Saturday, May 27, 2017

First Female bus driver, Rutgers and New King

Please allow me to introduce Lydia (no, not the tattooed lady) . This is Lydia THE FIRST WOMAN BUS DRIVER   E V E R   on the Panama-Agua Fria and Darien routes. The first woman driver I have ever seen in Peru or Panama for that matter. I give this lady a ton of credit for breaking the bus driver gender barrier. She drives well and fast, takes no shit from the male drivers (and they can dish it pretty good) and drives with a big smile. I think she is pretty proud to be the first. And well she should be. APPLAUSE PLEASE !!

It rained all last night, but the skies opened up blue for the Global volunteers from Rutgers today. Nice to have no rain, but the sun baked us in humidity that HAD to be over 100%. And the mud – not like any mud you have ever seen. This stuff sticks to the bottom of the shoes and just keeps accumulating thicker and thicker, like some kind of glue. Still, they troopered on.
Our project was the rehabilitation of some 5 year old composting toilets In Embera Puru – that picture post-card little village that I love so much. The biggest problem was the same I have encountered before – it is REALLY hard to open the access doors to clean out the compost. It took our expert masons about 45 minutes of pounding to get them open. And they had big chisels and mallets. The average Panamanian doesn’t even own a hammer (rocks work just fine, thank you). So, opening the doors is out of their league entirely. The compost that we then cleaned out was high quality stuff – nice and fluffy and loaded with nutrients and aerating material.
Hard to open the access doors
but good stuff inside !!

We also checked all urinals to make sure that they were not blocked and unblocked the few that were. And for good measure, added a bag of sawdust for drying to poo part, a slick poster showing how to use and a fine new plastic toilet seat, just like they have in  the US.
It was a good day’s work and they should be sleeping like a log. I know I will.
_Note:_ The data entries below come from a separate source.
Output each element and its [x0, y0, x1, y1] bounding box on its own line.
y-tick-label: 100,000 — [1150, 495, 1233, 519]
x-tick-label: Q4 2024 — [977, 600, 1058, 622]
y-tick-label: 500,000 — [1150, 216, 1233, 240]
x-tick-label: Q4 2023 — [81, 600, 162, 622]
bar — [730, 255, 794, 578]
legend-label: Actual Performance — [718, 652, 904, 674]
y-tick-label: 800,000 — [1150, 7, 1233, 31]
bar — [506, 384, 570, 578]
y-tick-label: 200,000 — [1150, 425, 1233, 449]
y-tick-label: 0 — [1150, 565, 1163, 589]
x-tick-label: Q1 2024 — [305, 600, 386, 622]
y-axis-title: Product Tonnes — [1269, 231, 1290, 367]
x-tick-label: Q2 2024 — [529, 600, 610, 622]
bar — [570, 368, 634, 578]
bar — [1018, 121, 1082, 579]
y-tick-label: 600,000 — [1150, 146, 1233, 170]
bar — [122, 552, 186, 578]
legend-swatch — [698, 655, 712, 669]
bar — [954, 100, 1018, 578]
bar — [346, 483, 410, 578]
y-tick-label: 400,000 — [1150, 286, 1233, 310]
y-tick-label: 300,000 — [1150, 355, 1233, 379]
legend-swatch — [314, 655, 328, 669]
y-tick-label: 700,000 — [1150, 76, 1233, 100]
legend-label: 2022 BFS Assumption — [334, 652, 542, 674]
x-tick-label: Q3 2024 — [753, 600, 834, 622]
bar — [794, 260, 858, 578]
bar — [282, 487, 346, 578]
Over the lunch break, I took the liberty of educating the young Rutgers volunteers about some collegiate football history (first game played in 1869 between Rutgers and Princeton). Then I told them the story of one of the best college pranks ever, perpetrated upon Princeton by clever Rutgers students  on the occasion of the centennial and last Princeton – Rutgers game. As I recall, it happened like this:
A few days before the Centennial Game, Princeton awoke to find a huge hole in the spot where one of the many Revolutionary War cannons was supposed to be, with all the dirt from said hole piled next to it. There are several of these cannons, buried bore end down in concrete, around the central part of the campus.
As you might imagine , the campus was a buzz with talk of the great theft (undoubtedly by Rutgers thugs). The engineers calculated how the cannon might have been lifted from the hole and carried to a nearby truck. The pre-law students fawned over the penalties for theft of antiquities. But, most of us were just generally in awe of the magnitude of the prank. Gives the brutes credit for that, at least. We fully expected the cannon would be returned with great fanfare at halftime of the game.
But, the game came and went and no cannon. Princeton took its annual beat-down with dignity and some thanks that this would be the LAST game with Rutgers. But, where was that cannon? The NJ State Police got involved, the respective administrations corresponded with no result.
It took a dog (god spelled backward) to solve the mystery. A small dog (was it the famous Thurmond?) was digging on the pile of dirt, when it’s owner noticed a black, shiny object in the dirt. IT WAS THE CANNON !! The clever Rutgers lads (or was it an inside Nassau job?) had counted on the fact that no one really knew the exact position of the big gun and had simply dug an appropriately sized hole NEXT to the cannon.
I rate it as a brilliant prank.

I seem to have good luck when it comes to work days with volunteers. Today was not one of them. We were all set up and ready for the Rutgers group in Curti, when word came that they were stuck on the other side of a parro (traffic stoppage on the PanAm – a strike – in Santa Fe). No volunteers today. Such is life in the 3rd World.
No volunteers today, so I played with Leonardo’s puppy for a while. Pups move so fast, it’s hard to get a good photo.




ALL HAIL THE NEW KING “Gorgeous George”. He is the new alpha rooster in the area, replacing Black Bart. It was a bloody coup (or coop), as Bart was had for last Sunday’s dinner by my neighbors.